Market makers are critical to the functioning of the stock exchange as we know it, and they are especially crucial in over-the-counter markets, where individual trades can be fairly big. Market makers, in facilitating trade, might, nevertheless, have unintended consequences for a stock’s bid or ask price. In this post, we’ll look at the myths surrounding market maker signals as well as some true trading indications created by market makers.
What does it mean to be a market maker?
A market maker is a bank, brokerage, or other institutional investor who buys or sells stocks in response to orders. You can buy and sell stocks thanks to market makers even if there isn’t a corresponding seller or buyer at the current market price.
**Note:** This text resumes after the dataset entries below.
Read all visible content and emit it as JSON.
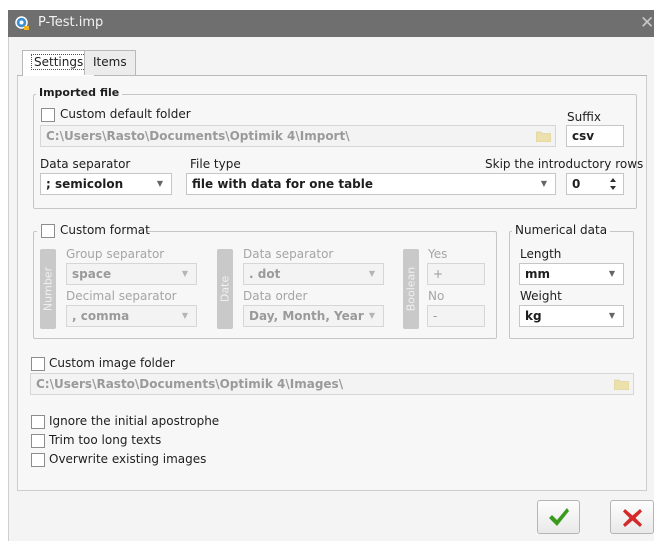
{
  "window": {
    "title": "P-Test.imp",
    "close_glyph": "✕"
  },
  "tabs": [
    {
      "label": "Settings",
      "active": true
    },
    {
      "label": "Items",
      "active": false
    }
  ],
  "imported_file": {
    "legend": "Imported file",
    "custom_default_folder_label": "Custom default folder",
    "custom_default_folder_checked": false,
    "folder_path": "C:\\Users\\Rasto\\Documents\\Optimik 4\\Import\\",
    "suffix_label": "Suffix",
    "suffix_value": "csv",
    "data_separator_label": "Data separator",
    "data_separator_value": "; semicolon",
    "file_type_label": "File type",
    "file_type_value": "file with data for one table",
    "skip_rows_label": "Skip the introductory rows",
    "skip_rows_value": "0"
  },
  "custom_format": {
    "legend": "Custom format",
    "checked": false,
    "number_tab": "Number",
    "group_separator_label": "Group separator",
    "group_separator_value": "space",
    "decimal_separator_label": "Decimal separator",
    "decimal_separator_value": ", comma",
    "date_tab": "Date",
    "date_separator_label": "Data separator",
    "date_separator_value": ". dot",
    "data_order_label": "Data order",
    "data_order_value": "Day, Month, Year",
    "boolean_tab": "Boolean",
    "yes_label": "Yes",
    "yes_value": "+",
    "no_label": "No",
    "no_value": "-"
  },
  "numerical_data": {
    "legend": "Numerical data",
    "length_label": "Length",
    "length_value": "mm",
    "weight_label": "Weight",
    "weight_value": "kg"
  },
  "image_folder": {
    "label": "Custom image folder",
    "checked": false,
    "path": "C:\\Users\\Rasto\\Documents\\Optimik 4\\Images\\"
  },
  "options": [
    {
      "label": "Ignore the initial apostrophe",
      "checked": false
    },
    {
      "label": "Trim too long texts",
      "checked": false
    },
    {
      "label": "Overwrite existing images",
      "checked": false
    }
  ],
  "buttons": {
    "ok_icon": "checkmark-icon",
    "cancel_icon": "cross-icon",
    "ok_color": "#3a9a1e",
    "cancel_color": "#d42a2a"
  },
  "colors": {
    "title_bar": "#6f6f6f",
    "folder_icon": "#e8d48a"
  }
}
Bid and ask prices, as well as the volumes of stock they’re willing to purchase and sell, are quoted by market makers at any given time. In most trades, they can purchase and sell at least 100 shares, but larger trades can have share volumes in the tens of thousands. Market makers profit from the spread between bid and ask prices, and huge trades or equities with significant trading volumes can quickly generate thousands of dollars from the gap.
Signals from Market Makers
Among traders, market maker signals are something of an urban legend. To prevent insider trading, the SEC prohibits instant chat among market makers on trades queued for execution. Market makers, according to theory, get around this by purchasing and selling shares of penny and micro-cap stocks in batches of several hundred shares.
An order for 100 shares of a company, for example, may indicate to other market makers that the issuer wishes to buy a significantly bigger number of shares. An order for 300 shares may signal to other market makers that the stock price should be lowered in order to buy shares from panicked sellers.
Because the value of the shares being exchanged is smaller than the commission necessary to place the trade, these signals are obvious to other market makers. Retail investors are unlikely to place orders for several hundred shares of penny stocks.
Take everything with a grain of salt, though. There isn’t much proof that market maker signals are genuine.
Market Maker “Signals” To Pay Attention To Whether you believe in market maker signals or not, market makers can manipulate the market to boost their personal profits. The waves in bid and ask prices caused by market makers are real, though they’re mostly limited to penny stocks and micro-caps.
Market Makers Under Control
When trading penny stocks on over-the-counter exchanges, traders should look for a single market maker who controls the majority of the order flow. This is most likely a sign that the market maker is filling a huge order and may be attempting to artificially maintain the bid or ask price for the majority of the day by only purchasing or selling shares at a specific price. The market maker benefits from this since it allows them to successfully fill a huge limit order.
The market maker is suppressing or inflating the price of a stock in this scenario, right up until their massive trade is virtually completed. Once the order is filled, prices for that stock might move quickly in response to bid and ask prices from all around the market.
Order Size Manipulation
Market makers can also “trick” the market by releasing an order for a different amount of shares than they actually desire to purchase or sell. As an example, suppose a market maker issues a sell order for 10,000 shares of a company when he or she actually possesses 100,000 shares to sell. In that situation, by not revealing that the market would soon be swamped with shares, they may be able to keep the stock price artificially high for the majority of the trade.
Orders that are not genuine
In a similar vein, market makers can manipulate prices by placing fictitious orders. Let’s say a market maker places an order to acquire 100,000 shares of a stock, but only buys 10,000. In that instance, the market maker can temporarily raise the price of the stock, resulting in a wider spread.
Market maker signals may or may not be genuine, but that doesn’t rule out the possibility of market makers having an impact on penny stock and micro-cap prices. Still, it’s crucial not to get too worked up over market-making strategies that move a stock’s price around. You can essentially protect yourself against market maker shenanigans by taking responsibility for your own trading and concentrating on a profitable approach.